Bu zorluklara rağmen, Afrika, Çin ile ilişkilerinde etkin bir şekilde hareket edebilmektedir. Kıta olarak ekonomik açıdan güçlü olmasalar da, 54 BM üye devletinden oluşan kıtanın önemli bir jeopolitik önemi bulunmaktadır. Afrika devletlerinin uluslararası konulardaki oy gücü, şüphesiz Çin için önemlidir. Bu gücü Çin ile ilişkilerinde kullanmak için, Afrika’nın net bir vizyon ve stratejik bir yaklaşıma sahip olması gerekmektedir. Afrika devletleri, pozisyonlarını güçlendirmek için bir araya gelmeli ve daha koordineli bir yaklaşım benimsemelidir. Afrika devletleri genellikle bireysel olarak değil, bir blok olarak görüşmelere girmektedir. Bu da müzakere güçlerini zayıflatmaktadır. Birleşik bir Afrika pozisyonu olmadığında, Afrikalı devletlerin bölgesel ekonomik topluluklar olarak görüşme yapabilir mi sorusu ortaya çıkmaktadır. Bu büyük bir görevdir. Ancak önde gelen Afrika devletleri ve bölgesel bloklar, önce ilişki stratejileri oluşturarak başlayabilir ve ardından Çin ile ilişkilere faydalanmak için rekabet avantajlarını kullanabilirler. Bu, Çin’in net bir stratejiye ve önemli finansal kaynaklara sahip yüksek derecede sofistike girişimci bir devlet olarak durumu göz önünde bulundurarak özellikle önemlidir. Etkili liderlik, birleşik bir Afrika stratejisi geliştirmek için anahtardır. Afrika özel sektörü, kıtanın çıkarlarını savunmak için daha aktif bir rol oynamalıdır. Temmuz ayında, yönlendirici Çin Komünist Partisi önemli piyasa odaklı reformları duyurdu. Bu gelişmeler, Devlet Başkanı Xi Jinping’in yüksek hızlı gelişimden yüksek kalite gelişime geçişini sürdürdü. 2024 zirvesi için hazırlık yapmak amacıyla yapılan görüşmeler, ekonomik sürdürülebilirlik, yerel toplum faydaları ve çevresel sürdürülebilirlik konularını da vurgulamıştır.
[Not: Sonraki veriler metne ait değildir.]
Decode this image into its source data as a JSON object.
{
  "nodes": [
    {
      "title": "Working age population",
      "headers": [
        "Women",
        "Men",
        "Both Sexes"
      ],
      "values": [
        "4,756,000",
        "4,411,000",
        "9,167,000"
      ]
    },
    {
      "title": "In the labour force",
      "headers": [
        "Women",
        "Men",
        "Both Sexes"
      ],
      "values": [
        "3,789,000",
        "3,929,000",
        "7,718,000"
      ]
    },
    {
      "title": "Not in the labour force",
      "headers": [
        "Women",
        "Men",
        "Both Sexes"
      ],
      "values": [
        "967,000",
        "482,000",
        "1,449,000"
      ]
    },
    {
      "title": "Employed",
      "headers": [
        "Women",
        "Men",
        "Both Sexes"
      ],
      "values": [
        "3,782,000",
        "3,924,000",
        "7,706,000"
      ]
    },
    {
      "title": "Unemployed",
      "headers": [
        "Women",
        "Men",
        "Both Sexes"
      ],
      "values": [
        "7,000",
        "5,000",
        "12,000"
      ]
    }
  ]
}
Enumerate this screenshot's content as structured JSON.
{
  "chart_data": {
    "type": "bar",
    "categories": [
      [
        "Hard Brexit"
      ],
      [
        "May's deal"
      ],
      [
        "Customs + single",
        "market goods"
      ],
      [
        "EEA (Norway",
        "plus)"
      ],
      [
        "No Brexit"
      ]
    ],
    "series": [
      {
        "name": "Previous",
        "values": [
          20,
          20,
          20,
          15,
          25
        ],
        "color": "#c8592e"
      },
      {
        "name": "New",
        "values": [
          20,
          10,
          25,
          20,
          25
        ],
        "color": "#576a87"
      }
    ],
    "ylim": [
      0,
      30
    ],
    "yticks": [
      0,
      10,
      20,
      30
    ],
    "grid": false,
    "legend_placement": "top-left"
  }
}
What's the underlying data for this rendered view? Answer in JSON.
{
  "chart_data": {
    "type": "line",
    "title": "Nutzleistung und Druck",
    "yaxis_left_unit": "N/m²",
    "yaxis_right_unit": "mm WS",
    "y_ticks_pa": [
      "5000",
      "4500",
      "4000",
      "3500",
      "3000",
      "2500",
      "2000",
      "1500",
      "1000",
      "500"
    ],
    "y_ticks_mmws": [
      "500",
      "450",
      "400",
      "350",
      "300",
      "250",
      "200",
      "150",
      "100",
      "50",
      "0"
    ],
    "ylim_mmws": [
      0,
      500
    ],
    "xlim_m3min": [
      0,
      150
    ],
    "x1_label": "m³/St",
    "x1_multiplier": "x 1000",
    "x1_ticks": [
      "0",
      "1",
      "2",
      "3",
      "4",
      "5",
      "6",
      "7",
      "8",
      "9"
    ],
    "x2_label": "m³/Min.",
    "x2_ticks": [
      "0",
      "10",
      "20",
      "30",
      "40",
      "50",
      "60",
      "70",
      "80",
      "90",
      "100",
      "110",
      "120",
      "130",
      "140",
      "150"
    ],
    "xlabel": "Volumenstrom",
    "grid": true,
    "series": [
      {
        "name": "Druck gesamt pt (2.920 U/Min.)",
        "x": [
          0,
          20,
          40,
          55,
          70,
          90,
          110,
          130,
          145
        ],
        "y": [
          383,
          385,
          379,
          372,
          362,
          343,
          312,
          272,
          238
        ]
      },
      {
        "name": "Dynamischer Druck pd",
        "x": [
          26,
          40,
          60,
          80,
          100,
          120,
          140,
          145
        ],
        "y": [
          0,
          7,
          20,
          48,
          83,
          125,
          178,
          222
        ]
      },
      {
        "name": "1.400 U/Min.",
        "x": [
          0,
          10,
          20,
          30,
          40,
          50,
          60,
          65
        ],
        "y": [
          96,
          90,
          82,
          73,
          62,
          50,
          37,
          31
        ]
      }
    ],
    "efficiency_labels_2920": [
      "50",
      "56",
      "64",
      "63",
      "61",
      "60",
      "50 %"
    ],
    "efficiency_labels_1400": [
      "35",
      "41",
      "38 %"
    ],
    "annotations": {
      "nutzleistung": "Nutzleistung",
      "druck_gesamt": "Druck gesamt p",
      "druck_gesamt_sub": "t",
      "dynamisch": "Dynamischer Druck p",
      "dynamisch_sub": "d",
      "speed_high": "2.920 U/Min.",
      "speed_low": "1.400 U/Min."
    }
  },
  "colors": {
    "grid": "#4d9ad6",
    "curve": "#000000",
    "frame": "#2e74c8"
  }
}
Piyasa odaklı reformların, 2021 Dakar zirvesinde görülen eğilimi hızlandırması beklenmektedir, devlet destekli girişimlerden özel sektör katılımının artışına yönelik hareket. Kıtanın pozisyonunu güçlendirmek için Afrika devletleri, 2024 zirvesinden önce birleşik bir duruşu tartışmalı ve kabul etmiş olmalıdır. Daha konsolide bir şekilde çalışmamak ve pazarlık yapmamak, Afrika’yı dezavantajlı bir durumda bırakır ve Çin’e gündemi belirleme ve forumu jeopolitik amaçları için bir araç olarak kullanma imkanı verir.
Gelecek için
Son yıllarda bazı gözlemciler, Çin’in Afrika kıtasıyla ilişkisinin doğal kaynaklara erişim arzusundan kaynaklandığı yönünde argümanlar öne sürdüler. Aslında, ilişki çok daha ince ve çok boyutludur. Afrika ayrıca, Çin’in Batı merkezli uluslararası düzenine karşı bir karşı ağırlık olarak gelişmekte olan ülkeler topluluğuna yönelik çağrısında bir rol oynamaktadır. Bu bakış açısına göre, 2024 Pekin zirvesi hem Çin hem de Afrika için dönüm noktası olacaktır.
Bu, hem Çin’in hem de küresel önceliklerine ve Afrika’nın kıta için Çin ile etkileşimini kıtanın faydasına kullanması için önemlidir. Bu makale, Özgür Devlet Üniversitesi Siyaset Bilimi Bölümü’nden Siyaset Bilimi Profesörü Theo Neethling tarafından Creative Commons lisansı altında The Conversation’dan yeniden yayımlanmıştır. Orijinal makaleyi okuyun.
Veri politikasındaki amaçlarla sınırlı ve mevzuata uygun şekilde çerez konumlandırmaktayız. Detaylar için veri politikamızı inceleyebilirsiniz.